3“Sweet Dreams Are Made of These,” Science, Vol 304, Issue 5678, 1760, 18 June 2004 [DOI: 10.1126/science.304.5678.1760a].
Everyone should be thrilled at the success of this mission of discovery, but it does point out a lesson about scientists. Since scientists know so little about things they can observe, and since they often find contradictions to their expectations, why should we trust any confident-sounding pronouncements about things they can’t observe?
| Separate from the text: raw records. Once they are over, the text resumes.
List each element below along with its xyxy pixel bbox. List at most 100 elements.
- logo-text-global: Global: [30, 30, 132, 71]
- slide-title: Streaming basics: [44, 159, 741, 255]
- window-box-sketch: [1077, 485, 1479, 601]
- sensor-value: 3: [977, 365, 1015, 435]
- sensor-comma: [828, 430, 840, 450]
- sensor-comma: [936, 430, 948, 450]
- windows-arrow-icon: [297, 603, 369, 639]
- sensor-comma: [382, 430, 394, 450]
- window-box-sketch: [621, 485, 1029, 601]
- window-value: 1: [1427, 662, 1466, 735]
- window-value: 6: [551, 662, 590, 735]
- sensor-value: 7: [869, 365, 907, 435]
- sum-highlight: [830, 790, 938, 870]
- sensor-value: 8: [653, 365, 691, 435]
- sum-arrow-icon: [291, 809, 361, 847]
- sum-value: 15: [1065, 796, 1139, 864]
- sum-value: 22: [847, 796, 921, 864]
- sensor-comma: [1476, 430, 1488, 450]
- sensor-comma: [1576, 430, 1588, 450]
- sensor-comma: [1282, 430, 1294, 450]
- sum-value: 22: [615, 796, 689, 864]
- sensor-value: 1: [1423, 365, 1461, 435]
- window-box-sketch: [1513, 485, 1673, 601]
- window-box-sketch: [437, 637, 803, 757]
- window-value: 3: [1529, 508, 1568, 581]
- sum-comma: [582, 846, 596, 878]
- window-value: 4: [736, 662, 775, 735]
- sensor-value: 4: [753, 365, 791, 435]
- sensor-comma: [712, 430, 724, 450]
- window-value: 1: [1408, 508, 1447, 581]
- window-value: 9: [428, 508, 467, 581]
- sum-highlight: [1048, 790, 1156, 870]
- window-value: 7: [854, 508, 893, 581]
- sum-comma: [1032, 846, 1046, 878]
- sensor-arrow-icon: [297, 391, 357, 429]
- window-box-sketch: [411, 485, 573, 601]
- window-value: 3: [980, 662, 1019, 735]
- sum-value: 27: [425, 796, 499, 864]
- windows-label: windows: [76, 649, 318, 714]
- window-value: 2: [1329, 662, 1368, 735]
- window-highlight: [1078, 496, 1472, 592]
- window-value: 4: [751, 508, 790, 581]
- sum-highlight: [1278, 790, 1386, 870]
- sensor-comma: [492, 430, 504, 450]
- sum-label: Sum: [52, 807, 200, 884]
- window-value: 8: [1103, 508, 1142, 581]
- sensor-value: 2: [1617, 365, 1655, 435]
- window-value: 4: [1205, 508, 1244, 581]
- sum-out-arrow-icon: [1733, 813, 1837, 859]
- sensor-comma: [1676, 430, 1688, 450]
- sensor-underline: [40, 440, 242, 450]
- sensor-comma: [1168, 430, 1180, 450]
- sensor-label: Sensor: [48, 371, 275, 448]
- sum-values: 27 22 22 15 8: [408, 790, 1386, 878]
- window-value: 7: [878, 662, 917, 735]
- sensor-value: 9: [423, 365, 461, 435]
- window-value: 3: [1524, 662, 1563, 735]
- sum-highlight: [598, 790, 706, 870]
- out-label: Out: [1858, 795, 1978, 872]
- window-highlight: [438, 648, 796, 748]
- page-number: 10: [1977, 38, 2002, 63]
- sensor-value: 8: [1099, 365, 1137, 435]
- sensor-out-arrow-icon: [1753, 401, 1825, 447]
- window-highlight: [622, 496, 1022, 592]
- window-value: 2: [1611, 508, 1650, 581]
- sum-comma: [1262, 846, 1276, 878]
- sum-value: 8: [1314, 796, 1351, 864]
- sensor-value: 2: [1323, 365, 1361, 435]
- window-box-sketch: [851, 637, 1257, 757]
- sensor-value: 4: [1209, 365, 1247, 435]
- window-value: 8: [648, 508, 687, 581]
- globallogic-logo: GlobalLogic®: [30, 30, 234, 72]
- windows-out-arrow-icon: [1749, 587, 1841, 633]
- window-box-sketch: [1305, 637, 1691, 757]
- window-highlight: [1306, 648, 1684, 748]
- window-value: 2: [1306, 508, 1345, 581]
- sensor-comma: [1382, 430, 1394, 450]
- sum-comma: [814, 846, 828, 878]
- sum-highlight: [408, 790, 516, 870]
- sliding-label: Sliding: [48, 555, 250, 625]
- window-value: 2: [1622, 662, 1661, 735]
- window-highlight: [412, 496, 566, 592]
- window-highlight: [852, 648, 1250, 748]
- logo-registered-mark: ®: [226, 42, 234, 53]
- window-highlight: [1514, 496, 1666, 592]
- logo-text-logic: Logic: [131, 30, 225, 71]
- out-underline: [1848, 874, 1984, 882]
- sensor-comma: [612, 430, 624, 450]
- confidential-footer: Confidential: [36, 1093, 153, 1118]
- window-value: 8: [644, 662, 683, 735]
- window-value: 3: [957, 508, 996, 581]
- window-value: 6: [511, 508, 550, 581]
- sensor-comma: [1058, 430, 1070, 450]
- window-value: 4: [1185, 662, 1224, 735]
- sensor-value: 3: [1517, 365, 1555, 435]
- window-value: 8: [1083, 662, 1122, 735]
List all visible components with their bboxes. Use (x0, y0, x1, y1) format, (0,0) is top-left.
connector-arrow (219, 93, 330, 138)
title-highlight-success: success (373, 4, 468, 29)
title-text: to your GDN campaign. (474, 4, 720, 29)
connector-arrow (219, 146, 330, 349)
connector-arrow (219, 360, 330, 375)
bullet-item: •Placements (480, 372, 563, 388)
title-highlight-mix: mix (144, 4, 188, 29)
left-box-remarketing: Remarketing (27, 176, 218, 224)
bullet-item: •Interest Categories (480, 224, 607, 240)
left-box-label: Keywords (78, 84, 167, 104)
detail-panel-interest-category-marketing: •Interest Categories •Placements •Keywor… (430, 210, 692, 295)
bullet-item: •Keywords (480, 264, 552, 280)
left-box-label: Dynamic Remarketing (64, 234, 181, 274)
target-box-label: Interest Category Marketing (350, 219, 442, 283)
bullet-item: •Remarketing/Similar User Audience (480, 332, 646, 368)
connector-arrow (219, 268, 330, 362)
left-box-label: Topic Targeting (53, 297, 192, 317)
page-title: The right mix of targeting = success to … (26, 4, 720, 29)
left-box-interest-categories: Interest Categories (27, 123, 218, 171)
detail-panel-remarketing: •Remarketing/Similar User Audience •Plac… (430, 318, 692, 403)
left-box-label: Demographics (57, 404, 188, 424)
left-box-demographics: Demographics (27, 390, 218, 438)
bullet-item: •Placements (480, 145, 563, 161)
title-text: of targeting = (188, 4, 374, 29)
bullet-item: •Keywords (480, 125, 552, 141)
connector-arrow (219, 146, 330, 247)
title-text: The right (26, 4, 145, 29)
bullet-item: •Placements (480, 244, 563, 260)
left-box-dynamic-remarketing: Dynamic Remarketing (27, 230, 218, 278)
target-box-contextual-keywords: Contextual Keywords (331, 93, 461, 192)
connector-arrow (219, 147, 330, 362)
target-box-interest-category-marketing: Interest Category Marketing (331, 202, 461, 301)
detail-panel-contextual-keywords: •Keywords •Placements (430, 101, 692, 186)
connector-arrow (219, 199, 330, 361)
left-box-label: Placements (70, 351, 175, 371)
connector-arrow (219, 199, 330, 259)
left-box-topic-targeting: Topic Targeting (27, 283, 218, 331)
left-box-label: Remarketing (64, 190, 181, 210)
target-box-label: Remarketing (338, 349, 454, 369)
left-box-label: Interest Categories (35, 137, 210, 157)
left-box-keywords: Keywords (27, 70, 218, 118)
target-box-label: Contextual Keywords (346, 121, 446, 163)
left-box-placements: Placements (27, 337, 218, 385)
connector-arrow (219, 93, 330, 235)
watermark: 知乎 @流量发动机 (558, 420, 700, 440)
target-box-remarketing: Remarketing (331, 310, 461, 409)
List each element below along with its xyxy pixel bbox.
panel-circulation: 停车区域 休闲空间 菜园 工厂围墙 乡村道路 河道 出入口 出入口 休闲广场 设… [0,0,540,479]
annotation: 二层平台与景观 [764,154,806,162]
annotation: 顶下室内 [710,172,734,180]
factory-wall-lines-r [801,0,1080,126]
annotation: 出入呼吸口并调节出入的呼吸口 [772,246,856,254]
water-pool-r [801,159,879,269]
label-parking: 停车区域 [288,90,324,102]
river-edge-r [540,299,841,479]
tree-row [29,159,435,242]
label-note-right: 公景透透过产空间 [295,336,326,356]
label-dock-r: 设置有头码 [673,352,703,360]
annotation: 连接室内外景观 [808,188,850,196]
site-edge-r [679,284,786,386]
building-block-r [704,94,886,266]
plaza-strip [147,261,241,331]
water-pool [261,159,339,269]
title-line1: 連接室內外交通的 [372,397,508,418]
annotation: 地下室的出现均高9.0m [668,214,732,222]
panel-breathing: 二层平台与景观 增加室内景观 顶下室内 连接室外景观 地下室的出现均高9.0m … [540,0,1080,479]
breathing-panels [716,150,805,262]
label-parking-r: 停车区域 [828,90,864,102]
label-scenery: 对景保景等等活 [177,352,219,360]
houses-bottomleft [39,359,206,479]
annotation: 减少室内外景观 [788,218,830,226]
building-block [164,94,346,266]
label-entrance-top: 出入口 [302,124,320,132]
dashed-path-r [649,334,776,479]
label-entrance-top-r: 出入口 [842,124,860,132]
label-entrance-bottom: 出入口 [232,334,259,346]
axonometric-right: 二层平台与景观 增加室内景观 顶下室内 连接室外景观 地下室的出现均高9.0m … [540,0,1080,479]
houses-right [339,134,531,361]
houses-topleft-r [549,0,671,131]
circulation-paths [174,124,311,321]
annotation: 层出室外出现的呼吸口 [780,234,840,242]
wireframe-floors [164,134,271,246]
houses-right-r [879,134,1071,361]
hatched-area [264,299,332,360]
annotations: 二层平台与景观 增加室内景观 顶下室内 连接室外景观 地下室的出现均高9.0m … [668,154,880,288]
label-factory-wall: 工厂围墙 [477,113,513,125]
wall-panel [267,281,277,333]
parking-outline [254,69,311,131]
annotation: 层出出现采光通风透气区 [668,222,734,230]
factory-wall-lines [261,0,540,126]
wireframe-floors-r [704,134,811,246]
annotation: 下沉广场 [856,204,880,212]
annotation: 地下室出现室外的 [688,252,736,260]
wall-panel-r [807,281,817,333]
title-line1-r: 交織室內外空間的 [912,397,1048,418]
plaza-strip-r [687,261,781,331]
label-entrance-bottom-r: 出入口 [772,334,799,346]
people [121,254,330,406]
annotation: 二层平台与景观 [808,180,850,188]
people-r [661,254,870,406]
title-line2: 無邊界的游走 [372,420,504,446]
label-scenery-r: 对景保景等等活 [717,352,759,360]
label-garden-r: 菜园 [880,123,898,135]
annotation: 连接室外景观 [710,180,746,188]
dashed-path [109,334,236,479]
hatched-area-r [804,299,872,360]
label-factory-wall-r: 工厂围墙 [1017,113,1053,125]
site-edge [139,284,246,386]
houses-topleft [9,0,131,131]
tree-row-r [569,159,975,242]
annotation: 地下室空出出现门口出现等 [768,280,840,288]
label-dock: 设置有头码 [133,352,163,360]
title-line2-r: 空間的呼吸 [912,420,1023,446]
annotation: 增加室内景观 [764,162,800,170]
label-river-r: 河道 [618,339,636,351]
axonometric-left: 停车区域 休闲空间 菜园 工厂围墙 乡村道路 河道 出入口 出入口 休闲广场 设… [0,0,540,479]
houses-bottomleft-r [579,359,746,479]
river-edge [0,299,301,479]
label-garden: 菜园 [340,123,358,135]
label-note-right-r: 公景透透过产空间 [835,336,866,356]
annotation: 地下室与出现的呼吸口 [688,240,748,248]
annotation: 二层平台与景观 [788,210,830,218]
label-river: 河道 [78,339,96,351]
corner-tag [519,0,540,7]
When they talk about this comet having formed billions of years ago, how can they possibly know that?
Brownlee’s paper says, “Pinnacles were not anticipated land forms on primitive bodies, and their origin on Wild 2 is a mystery.” He thinks the jets, pinnacles and impact craters are young, but the rest of the comet is old, only because current theories require the solar system to be 4.6 billion years old, and comets had to form near the beginning. But then how does he keep the comet from dissipating away completely long ago? (See 03/27/2003 headline.) He tells an ad hoc story to get the theory to fit the observations. He claims Wild-2 may have repeatedly come inside Jupiter’s orbit and back out again. But then how did the comet escape complete break-up by a collision in the planetary shooting gallery, or avoid getting ejected out of the solar system entirely, during one of those excursions?
The nightmares may not go away entirely in January 2006. If history is any guide, the comet dust samples will answer some questions but raise many others. For a sweet dream, however, imagine yourself standing on the surface of the three-mile wide comet. The gravity is so low, you could jump and launch yourself into orbit. Cool.